Algumas vezes, lutamos tanto por algo que nem percebemos que está perdido, apenas para chegar no final da linha e descobrir que aquilo não tem mais salvação. Pensei que quebrando a barreira poderia ter tudo de volta. Minha mãe, o reino, nossos amigos e familiares que ficaram para trás.

Mas foram séculos perdidos. Séculos que mudaram tanto os que estavam fora da barreira quanto os que estavam dentro dela. Percebi tarde demais que minha mãe não tem mais salvação. Não existe um objeto mágico que faça ela parar. Não existe uma palavra ou frase que a faça desistir. A magia está tão dentro dela agora que é impossível voltar atrás.

Queria não ter ido atrás das safiras. Queria não ter destruído aquela barreira. Queria que ela voltasse ao normal para não precisar ver alguém a matando.

—Kenji? —Olhei por cima do ombro, para a figura de Cedric que se aproximava e se sentava ao meu lado, nos degraus que davam para a varanda da casa. —Tudo bem?

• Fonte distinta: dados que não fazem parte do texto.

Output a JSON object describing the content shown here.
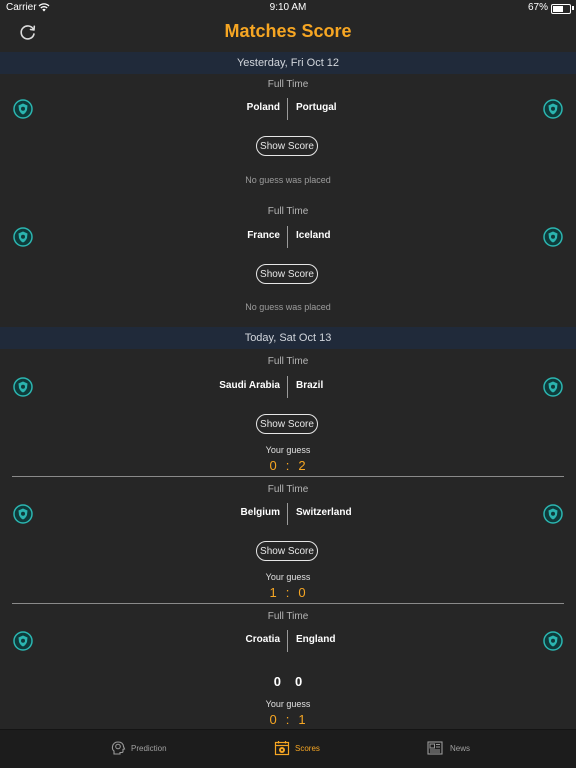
{
  "status_bar": {
    "carrier": "Carrier",
    "time": "9:10 AM",
    "battery": "67%"
  },
  "header": {
    "title": "Matches Score",
    "refresh_icon": "refresh-icon"
  },
  "sections": [
    {
      "title": "Yesterday, Fri Oct 12",
      "matches": [
        {
          "status": "Full Time",
          "home": "Poland",
          "away": "Portugal",
          "button": "Show Score",
          "guess_text": "No guess was placed"
        },
        {
          "status": "Full Time",
          "home": "France",
          "away": "Iceland",
          "button": "Show Score",
          "guess_text": "No guess was placed"
        }
      ]
    },
    {
      "title": "Today, Sat Oct 13",
      "matches": [
        {
          "status": "Full Time",
          "home": "Saudi Arabia",
          "away": "Brazil",
          "button": "Show Score",
          "guess_label": "Your guess",
          "guess_home": "0",
          "guess_sep": ":",
          "guess_away": "2"
        },
        {
          "status": "Full Time",
          "home": "Belgium",
          "away": "Switzerland",
          "button": "Show Score",
          "guess_label": "Your guess",
          "guess_home": "1",
          "guess_sep": ":",
          "guess_away": "0"
        },
        {
          "status": "Full Time",
          "home": "Croatia",
          "away": "England",
          "score_home": "0",
          "score_away": "0",
          "guess_label": "Your guess",
          "guess_home": "0",
          "guess_sep": ":",
          "guess_away": "1"
        }
      ]
    }
  ],
  "tabs": [
    {
      "label": "Prediction",
      "icon": "head-brain-icon",
      "active": false
    },
    {
      "label": "Scores",
      "icon": "calendar-ball-icon",
      "active": true
    },
    {
      "label": "News",
      "icon": "newspaper-icon",
      "active": false
    }
  ],
  "colors": {
    "accent": "#f6a623",
    "background": "#262626",
    "section_header": "#202a3a",
    "crest": "#2bb5b0"
  }
}
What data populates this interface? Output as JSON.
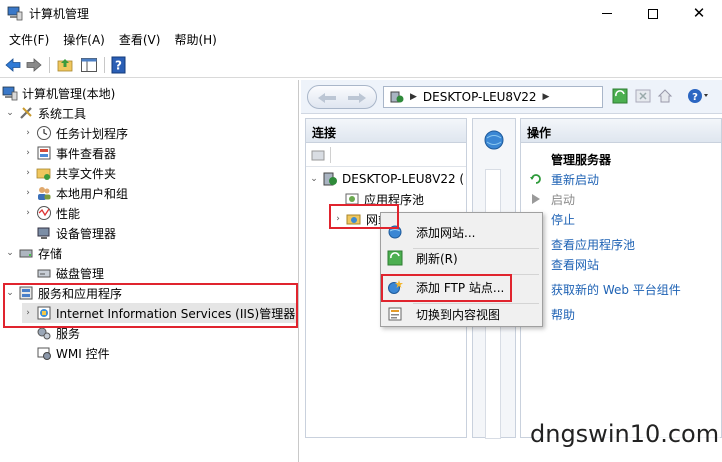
{
  "window": {
    "title": "计算机管理",
    "minimize_symbol": "",
    "close_symbol": "✕"
  },
  "menu": [
    "文件(F)",
    "操作(A)",
    "查看(V)",
    "帮助(H)"
  ],
  "toolbar": {
    "help_glyph": "?"
  },
  "tree": {
    "root": "计算机管理(本地)",
    "system_tools": "系统工具",
    "task_scheduler": "任务计划程序",
    "event_viewer": "事件查看器",
    "shared_folders": "共享文件夹",
    "local_users": "本地用户和组",
    "performance": "性能",
    "device_manager": "设备管理器",
    "storage": "存储",
    "disk_management": "磁盘管理",
    "services_apps": "服务和应用程序",
    "iis": "Internet Information Services (IIS)管理器",
    "services": "服务",
    "wmi": "WMI 控件"
  },
  "nav": {
    "address": "DESKTOP-LEU8V22",
    "help_glyph": "?"
  },
  "connections": {
    "header": "连接",
    "server": "DESKTOP-LEU8V22 (",
    "app_pools": "应用程序池",
    "sites": "网站"
  },
  "actions": {
    "header": "操作",
    "section": "管理服务器",
    "items": [
      {
        "label": "重新启动",
        "enabled": true
      },
      {
        "label": "启动",
        "enabled": false
      },
      {
        "label": "停止",
        "enabled": true
      },
      {
        "label": "查看应用程序池",
        "enabled": true
      },
      {
        "label": "查看网站",
        "enabled": true
      },
      {
        "label": "获取新的 Web 平台组件",
        "enabled": true
      },
      {
        "label": "帮助",
        "enabled": true
      }
    ]
  },
  "context_menu": {
    "add_site": "添加网站...",
    "refresh": "刷新(R)",
    "add_ftp": "添加 FTP 站点...",
    "switch_content": "切换到内容视图"
  },
  "watermark": "dngswin10.com",
  "colors": {
    "highlight_box": "#e0242e",
    "link": "#1e62b4"
  }
}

—Tá, claro. —Foi uma resposta evasiva, porque eu não queria ouvi-lo falar sobre minha mãe.

Sobre seu ódio por ela e sobre sua vontade de matá-la. Até mesmo Kayla estava com vontade de matá-la agora. E eu não a culpo. Existem muitas coisas que podem ser ditos a Kayla, mas mexer com o assunto dos irmãos dela não é uma dessas coisas. Agora ela está na cidade, procurando Devlon com os olhos furiosos e o sangue fervendo. Ela pode matá-lo se quiser. Não ficaria triste com isso e Axel muito menos.

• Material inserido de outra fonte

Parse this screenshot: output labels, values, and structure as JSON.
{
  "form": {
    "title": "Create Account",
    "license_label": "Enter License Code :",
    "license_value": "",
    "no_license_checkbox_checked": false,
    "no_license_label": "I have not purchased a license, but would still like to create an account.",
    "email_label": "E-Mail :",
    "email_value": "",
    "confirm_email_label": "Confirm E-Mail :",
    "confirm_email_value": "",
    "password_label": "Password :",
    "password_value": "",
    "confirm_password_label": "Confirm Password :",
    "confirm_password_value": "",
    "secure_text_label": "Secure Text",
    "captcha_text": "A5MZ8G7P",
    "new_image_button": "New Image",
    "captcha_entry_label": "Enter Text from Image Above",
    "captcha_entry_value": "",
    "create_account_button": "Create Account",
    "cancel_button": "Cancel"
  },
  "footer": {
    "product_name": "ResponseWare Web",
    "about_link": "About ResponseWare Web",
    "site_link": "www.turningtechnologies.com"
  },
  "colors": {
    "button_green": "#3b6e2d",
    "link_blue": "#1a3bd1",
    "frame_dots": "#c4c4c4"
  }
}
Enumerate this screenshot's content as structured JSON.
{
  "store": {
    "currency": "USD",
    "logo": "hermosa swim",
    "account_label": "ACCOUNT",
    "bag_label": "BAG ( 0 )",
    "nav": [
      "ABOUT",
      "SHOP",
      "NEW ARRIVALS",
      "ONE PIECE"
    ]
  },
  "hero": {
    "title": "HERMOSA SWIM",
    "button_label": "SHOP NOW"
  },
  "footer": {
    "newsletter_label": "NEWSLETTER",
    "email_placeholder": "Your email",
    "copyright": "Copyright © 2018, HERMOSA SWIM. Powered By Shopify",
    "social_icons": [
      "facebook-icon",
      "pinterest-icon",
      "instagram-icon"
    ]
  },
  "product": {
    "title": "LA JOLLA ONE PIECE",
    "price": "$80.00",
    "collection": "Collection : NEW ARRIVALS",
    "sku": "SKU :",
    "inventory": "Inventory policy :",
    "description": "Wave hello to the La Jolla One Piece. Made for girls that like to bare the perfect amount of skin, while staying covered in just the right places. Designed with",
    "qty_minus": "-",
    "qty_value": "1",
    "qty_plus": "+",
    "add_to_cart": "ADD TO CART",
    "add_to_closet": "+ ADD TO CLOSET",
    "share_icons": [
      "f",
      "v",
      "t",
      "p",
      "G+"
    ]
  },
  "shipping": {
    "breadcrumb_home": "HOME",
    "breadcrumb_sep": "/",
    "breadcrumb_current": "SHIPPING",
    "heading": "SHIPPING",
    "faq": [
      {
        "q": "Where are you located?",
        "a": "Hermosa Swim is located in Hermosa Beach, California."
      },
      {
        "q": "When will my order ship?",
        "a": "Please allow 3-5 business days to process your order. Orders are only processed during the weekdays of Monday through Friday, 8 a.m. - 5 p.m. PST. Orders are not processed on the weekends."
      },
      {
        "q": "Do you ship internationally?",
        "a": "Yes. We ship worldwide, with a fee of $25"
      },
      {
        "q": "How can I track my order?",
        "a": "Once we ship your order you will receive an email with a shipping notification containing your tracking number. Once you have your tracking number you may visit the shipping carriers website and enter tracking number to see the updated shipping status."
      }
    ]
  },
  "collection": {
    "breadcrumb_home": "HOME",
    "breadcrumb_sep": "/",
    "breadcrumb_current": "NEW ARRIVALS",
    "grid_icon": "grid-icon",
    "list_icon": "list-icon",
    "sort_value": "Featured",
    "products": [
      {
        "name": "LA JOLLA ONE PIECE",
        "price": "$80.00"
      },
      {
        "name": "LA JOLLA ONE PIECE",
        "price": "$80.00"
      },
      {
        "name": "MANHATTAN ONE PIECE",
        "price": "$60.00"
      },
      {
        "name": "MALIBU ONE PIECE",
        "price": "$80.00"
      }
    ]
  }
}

—Sinto muito por isso. —Afirmou, engolindo muito lentamente. —Sei que deve ser difícil pra caramba.

—Sinto muito pela sua mãe e seu pai. —Falei de volta, vendo ele soltar um suspiro. —Não imagino como deve ter sido estranho ver ela, saber como ela era de verdade, mas saber que ela também está morta.

—Tudo bem. Já superei isso, eu acho. —Ele deu de ombros, passando a mão no rosto. —Passei muito tempo tentando lembrar da minha infância. Gostaria de saber se em algum momento da minha vida convivi com eles. Mas não acho que isso mudaria algo. Eu ficaria triste ou com raiva provavelmente. Não quero nenhum desses sentimentos.

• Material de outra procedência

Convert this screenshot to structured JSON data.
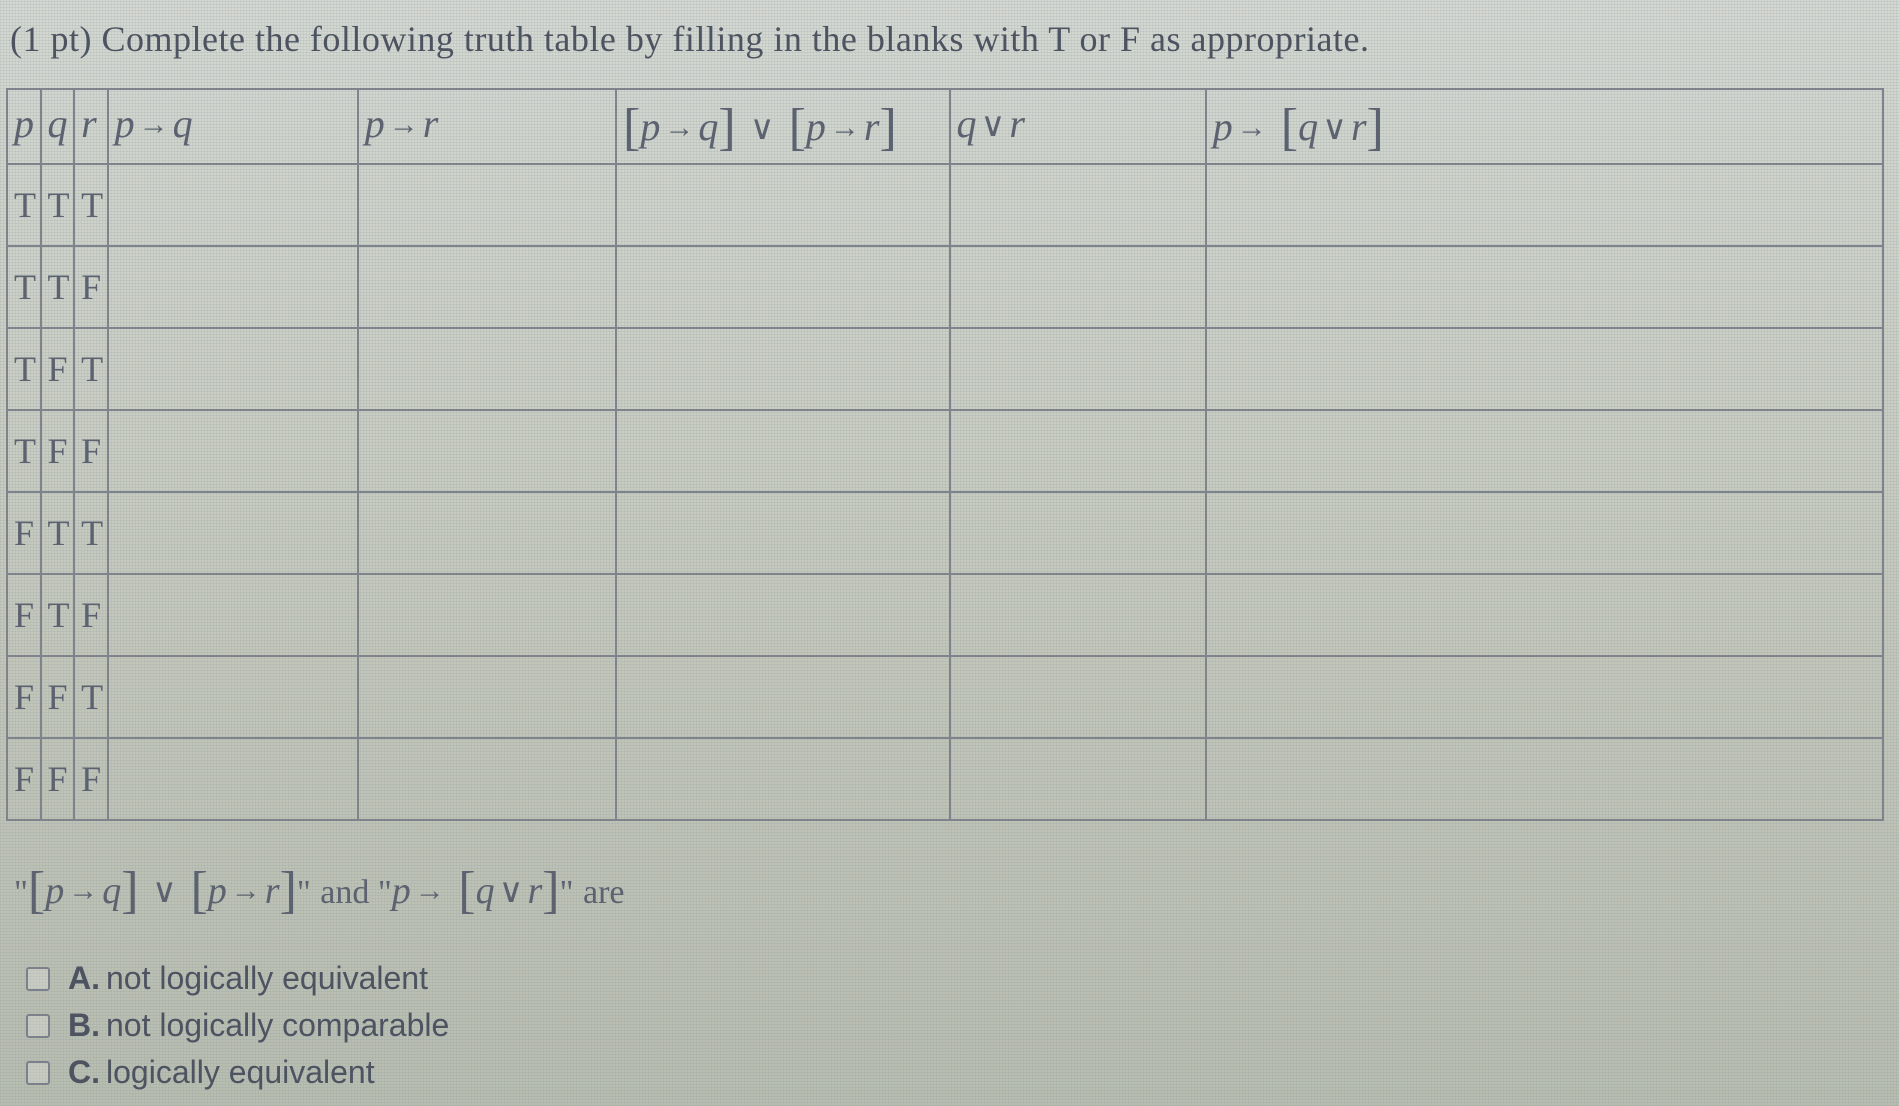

Balancei a cabeça em concordância, sem saber ao certo o que dizer. Meus olhos estavam no jardim a nossa frente, no campo e na linha das árvores a diante. Não havia nada de acolhedor naquele momento. A sensação ao nosso redor era estranha, como se a morte estivesse pronta para aparecer em pessoa na nossa frente.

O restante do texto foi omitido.